S’agissant du trouble de jouissance, ce préjudice est caractérisé du 8 décembre 2021 jusqu’à la réunion d’expertise du 25 mai 2022'; en revanche, ayant mandaté son expert amiable, elle doit supporter les délais du dépôt du rapport d’expertise qui ont retardé sa réclamation, tandis même qu’elle n’a produit aucun élément concret sur la durée de l’indisponibilité de son véhicule.
Infirmant le jugement entrepris, il sera alloué à la société Wrapfunexpress une somme de 1.000 euros à titre de dommages et intérêts augmentée des intérêts au taux légal à compter de l’assignation du 24 juillet 2023 avec capitalisation des intérêts échus pour une année entière.

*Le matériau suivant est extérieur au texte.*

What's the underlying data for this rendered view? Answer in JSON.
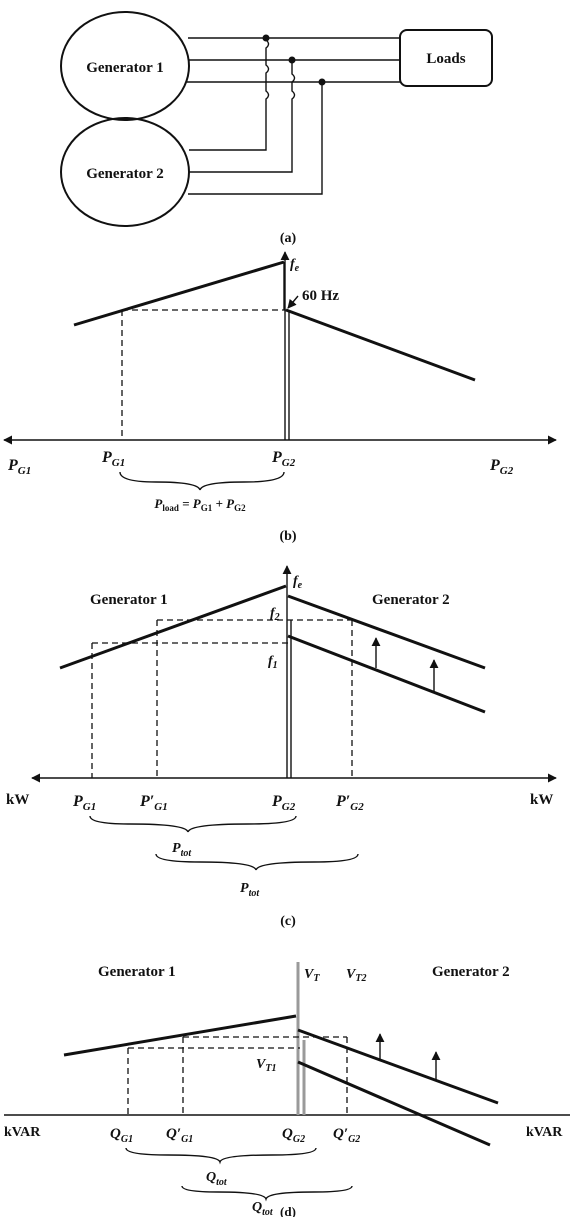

Les frais d’expertise amiable d’un montant de 798,40 euros doivent être mis à la charge de la société Makila Auto [Localité 2].
Cependant, il ne s’agit pas de dépens mais de frais irrépétibles.
Le jugement sera amendé en ce sens.
Le jugement sera confirmé sur la condamnation de la société Makila Auto [Localité 2] aux dépens et au paiement de la somme de 1.000 euros au titre des frais irrépétibles, outre les frais d’expertise.
La société Makila Auto [Localité 2] sera condamnée aux dépens d’appel et à payer à la société Wrapfunexpress une indemnité de 2.000 euros sur le fondement de l’article 700 du code de procédure civile.
PAR CES MOTIFS
La cour, après en avoir délibéré,
Statuant publiquement par mise à disposition au greffe, par arrêt contradictoire et en dernier ressort,
INFIRME le jugement entrepris en ce qu’il a condamné la société Makila Auto [Localité 2] à payer les travaux facturés et débouté la société Wrapfunexpress de sa demande au titre du trouble de jouissance,
et, statuant à nouveau,
DEBOUTE la société Wrapfunexpress de sa demande de paiement de la somme de 213,81 euros,
CONDAMNE la société Makila Auto [Localité 2] à payer à la société Wrapfunexpress une somme de 1.000 euros à titre de dommages et intérêts pour trouble de jouissance,
CONFIRME le jugement entrepris du chef des autres condamnations mises à la charge de la société Makila Auto [Localité 2], en principal et intérêts, sauf à préciser que les frais d’expertise amiable ne sont pas inclus dans les dépens,
CONDAMNE la société Makila Auto [Localité 2] aux dépens d’appel,
CONDAMNE la société Makila Auto [Localité 2] à payer à la société Wrapfunexpress une indemnité complémentaire de 2.000 euros sur le fondement de l’article 700 du code de procédure civile.
Le présent arrêt a été signé par Madame PELLEFIGUES, Président, et par Madame GABAIX-HIALE, Greffier, suivant les dispositions de l’article 456 du Code de Procédure Civile.